Municipales 2026 à Marseille: Benoît Payan officialise sa candidature à sa réélection

Benoît Payan (photo d'illustration). - Nicolas TUCAT / AFP
Le faux suspense a pris fin. Benoît Payan, maire (Printemps marseillais) de Marseille depuis 2020, a annoncé sa candidature à sa réélection ce samedi 10 janvier dans un tract à l'AFP.

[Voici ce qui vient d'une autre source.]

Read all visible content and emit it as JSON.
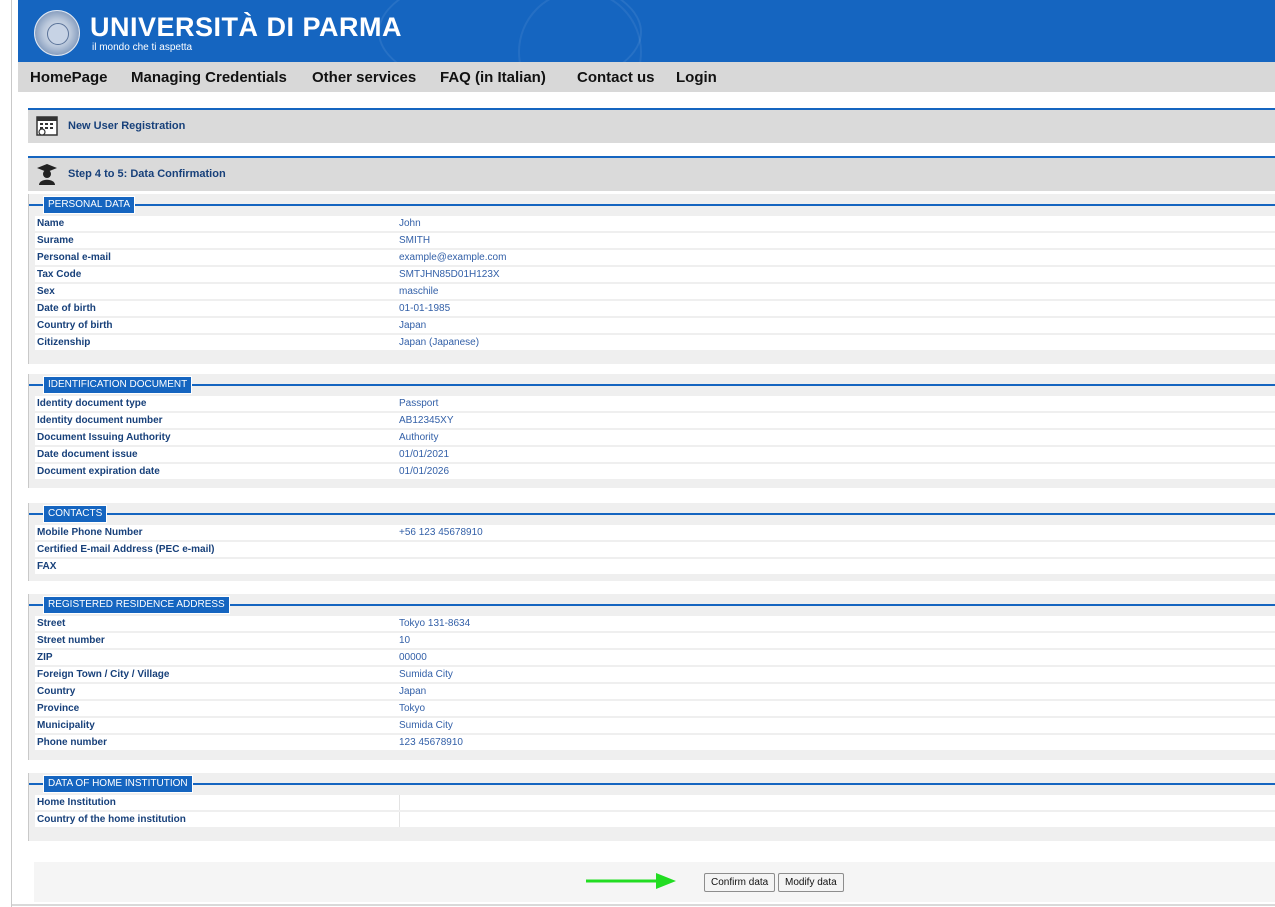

"J'ai décidé de solliciter votre confiance et de me porter candidat à l'élection municipale de 2026. Ensemble, nous avons commencé à remettre la ville sur les bons rails. Marseille est aujourd'hui plus juste, plus verte et plus forte", a-t-il expliqué dans ce document de deux pages qui doit être distribué aux habitants.
Benoît Payan tentera pour la première fois d'être élu en son propre nom. Lors des élections municipales de 2020, c'est l'écologiste Michèle Rubirola qui avait été désignée tête de liste par le Printemps marseillais, un rassemblement de la gauche locale.
"J'ai cette ville dans le sang"
"On a tenté de rassembler cette ville. Être maire a été un honneur pour moi, une responsabilité. Je l’ai porté avec le respect dû à cette fonction", a déclaré le candidat lors d'une conférence de presse organisée ce samedi.
"J’ai grandi dans cette ville, je l’ai dans le sang. J’ai une attirance fusionnelle, je n’ai pas d’autre ambition que de me battre pour elle", a-t-il ajouté.
Auprès de la presse, Benoît Payan a dévoilé certains éléments de sa compagne. Il évoque "des mesures importantes du pouvoir d'achat", la gratuité à la cantine ou encore le doublement des effectifs de police. "Je veux combattre les marchands de sommeil", a-t-il également assuré.
Questionné sur l'identité de ses principaux adversaires, l'actuel maire de Marseille évoque le RN. "Je crois que ces faiseurs de haine, sont en réalité celles et ceux qui risquent de diviser marseille. Or, nous sommes une ville qui a besoin d’apaisement, besoin d’être unifiée. C’est le contraire du RN. Ils veulent saper tous les fondements de la République", a-t-il déclaré.
Une première candidature en son nom
En tête du second tour avec 38,28% des suffrages exprimés, Michèle Rubirola avait été élue par le conseil municipal après de longues délibérations, conclues par un accord passé avec Samia Ghali et Lisette Narducci.
La première femme maire de Marseille avait finalement démissionné de son poste pour des raisons médicales le 15 décembre 2020. Benoît Payan, jusque-là 1er adjoint, avait été élu par le conseil municipal une semaine plus tard. Les deux élus avaient échangé de rôle.
Après avoir dû faire face à de nombreuses critiques vis-à-vis de cette alternance, Benoît Payan s'est imposé dans le champ médiatique et politique, notamment en obtenant la mise en place du plan "Marseille en grand", piloté en partie par l'Élysée.
Le maire a notamment fait de l'édification et de la rénovation des écoles une des priorités de son mandat. La lutte contre l'habitat indigne, dans une ville marquée par le drame de la rue d'Aubagne en 2018, a également été l'un des principaux enjeux des six dernières années.
Une élection qui s'annonce serrée
Le mandat de Benoît Payan a aussi été marqué par de vives tensions avec la métropole et sa rivale Martine Vassal. Les deux élus se sont régulièrement rejeté la faute concernant le manque de propreté de la ville ou la gestion des déchets.
L'édile fera notamment face aux députés Franck Allisio (RN) et Sébastien Delogu (LFI), ainsi qu'à la présidente de la métropole, Martine Vassal (centre et droite). S'ils se sont opposés à plusieurs reprises sur divers sujets, le candidat insoumis et Benoît Payan n'ont pas exclu la possibilité d'une alliance entre les deux tours.
L'élection s'annonce serrée à Marseille, où l'électorat est extrêmement divisé selon les secteurs. Un sondage de l'Ifop-Fiducial, commandé par La Provence et Sud Radio en décembre, donnait Benoît Payan en tête du 1er tour, avec 30% des intentions de votes, devant le candidat du RN (27%) et la présidente de la métropole (26%).
Le scrutin municipal sera différent de celui de 2020, en raison de l’adoption de la réforme de la loi PLM en juillet. Les Marseillais, comme les parisiens et les Lyonnais, devront déposer deux bulletins distincts: un pour choisir une liste pour la ville, un autre pour voter pour leur maire de secteur.